Copyright A.S.O. / Amaury Sport Organisation

auto

Luc Alphand (FRA) : « Je suis devenu un bon Africain »

Il lui a manqué l’Olympe. Il a eu le Dakar. En passant de la neige au sable après une première carrière sportive déjà achevée avec les honneurs, Luc Alphand ne projetait pas nécessairement de s’imposer sur le plus prestigieux des rallyes raid, bien que son sens de la compétition n’ait en rien été émoussé par l’or et le cristal amassés sur les pistes blanches. L’expérience aidant, « Lucho » s’est pourtant acclimaté à l’effort long, a commencé par remporter une spéciale (2003), puis s’est montré assez convaincant pour intégrer le prestigieux team Mitsubishi, où seuls les vainqueurs en puissance sont déclarés fréquentables. En 2006, pour sa huitième participation, il répond parfaitement aux exigences en sauvant la firme aux diamants, menacée par la déroute guinéenne de Peterhansel. Avec cette première victoire, il rentre définitivement dans un club très fermé : « j’aurais pu commencer à me faire chambrer, j’étais le seul de l’équipe à n’avoir jamais gagné », plaisante-t-il.
Après la consécration de janvier, la suite de l’année 2007 laisse des souvenirs douloureux au tenant du titre : « c’est à la fois ma saison la plus remplie et la plus difficile : j’ai gagné trois rallyes raid (Dakar, Patagonie-Atacama, UAE Desert Challenge), j’ai fait de très belles courses sur circuit (7ème des 24h du Mans…), mais d’un autre côté j’ai eu un lourd accident sur le rallye de Tunisie, qui m’a contraint à l’inactivité pendant six mois, et nous avons surtout perdu Henri Magne sur le rallye du Maroc. Comme tous les autres membres de l’équipe, j’ai été anéanti par cette nouvelle », s’explique Luc.
Considérant que le meilleur moyen de rendre hommage à Henri Magne est encore de s’imposer sur le Dakar, le duo de tenants du titre Luc Alphand - Gilles Picard s’est concentré sur la préparation du rendez-vous de janvier. Le défi devrait être favorisé par la nouvelle version du Pajero Evolution, fraîchement sortie des ateliers de Mitsubishi. Encore plus fiable et performante, la MPR 13 contente aussi le copilote, qui se sent un peu moins à l’étroit à son poste de travail : « la voiture a progressé au niveau du confort et de l’espace, donc on y gagne en concentration. Et si l’on gagne en concentration, cela fait aussi des minutes ! ». La démonstration de Picard est claire. Alphand, lui, s’appuie sur son expérience désormais concluante : « Je suis devenu un bon Africain ».

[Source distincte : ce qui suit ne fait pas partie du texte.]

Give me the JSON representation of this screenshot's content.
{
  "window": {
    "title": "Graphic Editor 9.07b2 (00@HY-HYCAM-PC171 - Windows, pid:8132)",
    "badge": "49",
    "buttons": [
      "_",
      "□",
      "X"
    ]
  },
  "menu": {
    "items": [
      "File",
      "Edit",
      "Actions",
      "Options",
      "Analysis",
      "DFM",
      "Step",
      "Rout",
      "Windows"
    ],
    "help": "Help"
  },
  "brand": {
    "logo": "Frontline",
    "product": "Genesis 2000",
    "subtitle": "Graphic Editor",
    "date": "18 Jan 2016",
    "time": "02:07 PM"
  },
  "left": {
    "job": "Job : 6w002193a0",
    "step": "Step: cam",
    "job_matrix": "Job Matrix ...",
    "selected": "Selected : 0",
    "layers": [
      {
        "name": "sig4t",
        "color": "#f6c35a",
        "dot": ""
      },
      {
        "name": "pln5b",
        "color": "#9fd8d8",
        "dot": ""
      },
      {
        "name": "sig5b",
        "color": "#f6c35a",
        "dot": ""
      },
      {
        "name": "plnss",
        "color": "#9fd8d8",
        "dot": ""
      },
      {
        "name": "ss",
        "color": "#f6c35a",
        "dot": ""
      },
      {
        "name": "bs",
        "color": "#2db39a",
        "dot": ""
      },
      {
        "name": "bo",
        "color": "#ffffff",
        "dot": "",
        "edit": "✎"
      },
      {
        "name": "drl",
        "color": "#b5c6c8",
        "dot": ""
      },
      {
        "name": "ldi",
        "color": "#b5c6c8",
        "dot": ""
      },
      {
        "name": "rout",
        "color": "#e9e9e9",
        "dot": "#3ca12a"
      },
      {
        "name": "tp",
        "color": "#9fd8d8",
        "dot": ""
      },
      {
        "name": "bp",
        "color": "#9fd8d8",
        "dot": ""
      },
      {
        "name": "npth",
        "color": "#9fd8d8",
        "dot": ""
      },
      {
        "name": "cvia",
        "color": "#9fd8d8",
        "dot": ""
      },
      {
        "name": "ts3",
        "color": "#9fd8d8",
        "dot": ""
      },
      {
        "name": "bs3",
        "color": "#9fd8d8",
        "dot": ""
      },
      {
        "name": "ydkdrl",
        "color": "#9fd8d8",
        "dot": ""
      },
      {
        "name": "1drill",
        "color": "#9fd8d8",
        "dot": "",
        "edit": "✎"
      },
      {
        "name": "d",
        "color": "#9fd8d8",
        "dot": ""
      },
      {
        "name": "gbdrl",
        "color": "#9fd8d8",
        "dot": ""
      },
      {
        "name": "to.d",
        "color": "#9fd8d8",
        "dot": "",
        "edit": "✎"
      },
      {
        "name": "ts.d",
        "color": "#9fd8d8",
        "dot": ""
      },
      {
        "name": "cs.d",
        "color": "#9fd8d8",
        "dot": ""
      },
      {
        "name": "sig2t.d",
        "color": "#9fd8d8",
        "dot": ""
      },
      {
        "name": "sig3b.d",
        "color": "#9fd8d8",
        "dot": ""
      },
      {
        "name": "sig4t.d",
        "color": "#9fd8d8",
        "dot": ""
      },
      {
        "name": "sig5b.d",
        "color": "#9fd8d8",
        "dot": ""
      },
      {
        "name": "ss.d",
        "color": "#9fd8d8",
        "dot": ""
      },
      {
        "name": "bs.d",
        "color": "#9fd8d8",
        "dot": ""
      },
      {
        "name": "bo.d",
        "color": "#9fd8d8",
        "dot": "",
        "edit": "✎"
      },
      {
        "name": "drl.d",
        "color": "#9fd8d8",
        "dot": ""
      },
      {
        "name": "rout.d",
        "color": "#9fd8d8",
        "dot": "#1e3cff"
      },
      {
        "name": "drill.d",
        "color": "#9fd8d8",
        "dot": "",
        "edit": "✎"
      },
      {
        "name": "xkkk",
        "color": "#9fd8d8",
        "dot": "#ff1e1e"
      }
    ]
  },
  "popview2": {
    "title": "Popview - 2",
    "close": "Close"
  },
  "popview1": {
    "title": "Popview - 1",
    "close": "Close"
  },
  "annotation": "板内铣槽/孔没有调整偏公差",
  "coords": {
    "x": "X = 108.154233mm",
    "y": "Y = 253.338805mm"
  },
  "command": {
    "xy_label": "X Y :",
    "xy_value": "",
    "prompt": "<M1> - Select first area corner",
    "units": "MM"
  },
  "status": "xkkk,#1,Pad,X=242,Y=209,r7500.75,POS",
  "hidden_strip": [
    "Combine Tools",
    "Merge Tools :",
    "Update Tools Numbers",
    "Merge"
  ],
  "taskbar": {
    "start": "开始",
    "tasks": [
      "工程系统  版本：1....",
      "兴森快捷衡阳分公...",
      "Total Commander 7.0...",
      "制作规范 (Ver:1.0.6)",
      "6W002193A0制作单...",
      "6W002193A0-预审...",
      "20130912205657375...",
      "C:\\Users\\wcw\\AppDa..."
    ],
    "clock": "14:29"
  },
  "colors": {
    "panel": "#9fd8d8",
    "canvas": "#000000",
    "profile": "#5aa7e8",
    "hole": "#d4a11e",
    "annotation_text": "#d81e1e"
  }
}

Copyright A.S.O. / Amaury Sport Organisation

moto

Marc Coma (ESP) : « Il n’y a pas de favori »

Marc Coma a du talent et une détermination hors du commun. Pour preuve, sa progression régulière depuis plusieurs saisons, qui le rapprochait peu à peu du grand titre. C’est donc chose faite depuis janvier 2006 et le 28ème Dakar qu’il a survolé, s’imposant devant Cyril Despres dont il avait été le dauphin sur l’édition 2005. L’Espagnol a ainsi confirmé, à 29 ans, une trajectoire porteuse d’espoirs depuis ses débuts en rallye raid. Ses premières performances (4ème lors de son premier Dakar en 2002, 11ème l’année suivante malgré une fracture du poignet, équipier modèle en 2004 lors du sacre de Nani Roma), avaient très vite montré son potentiel. Depuis 2005 il joue donc logiquement les premiers rôles et se retrouve pour 2007 dans la position du favori.

Un statut qu’il est à même désormais d’assumer sportivement, mais que sa connaissance de la course lui fait refuser : « Il n’y a pas de favori, explique-t-il, mais plusieurs pilotes avec de bonnes options pour la victoire finale ». La saison qui vient de s’écouler plaide cependant pour faire de Coma le motard à battre. Auréolé d’un titre de champion du monde construit sur trois autres victoires (Dubaï, Maroc, Egypte), le leader de l’équipe KTM Repsol arrive en pleine possession de ses moyens au guidon de la nouvelle KTM qu’il a eu tout le temps de tester ces derniers mois.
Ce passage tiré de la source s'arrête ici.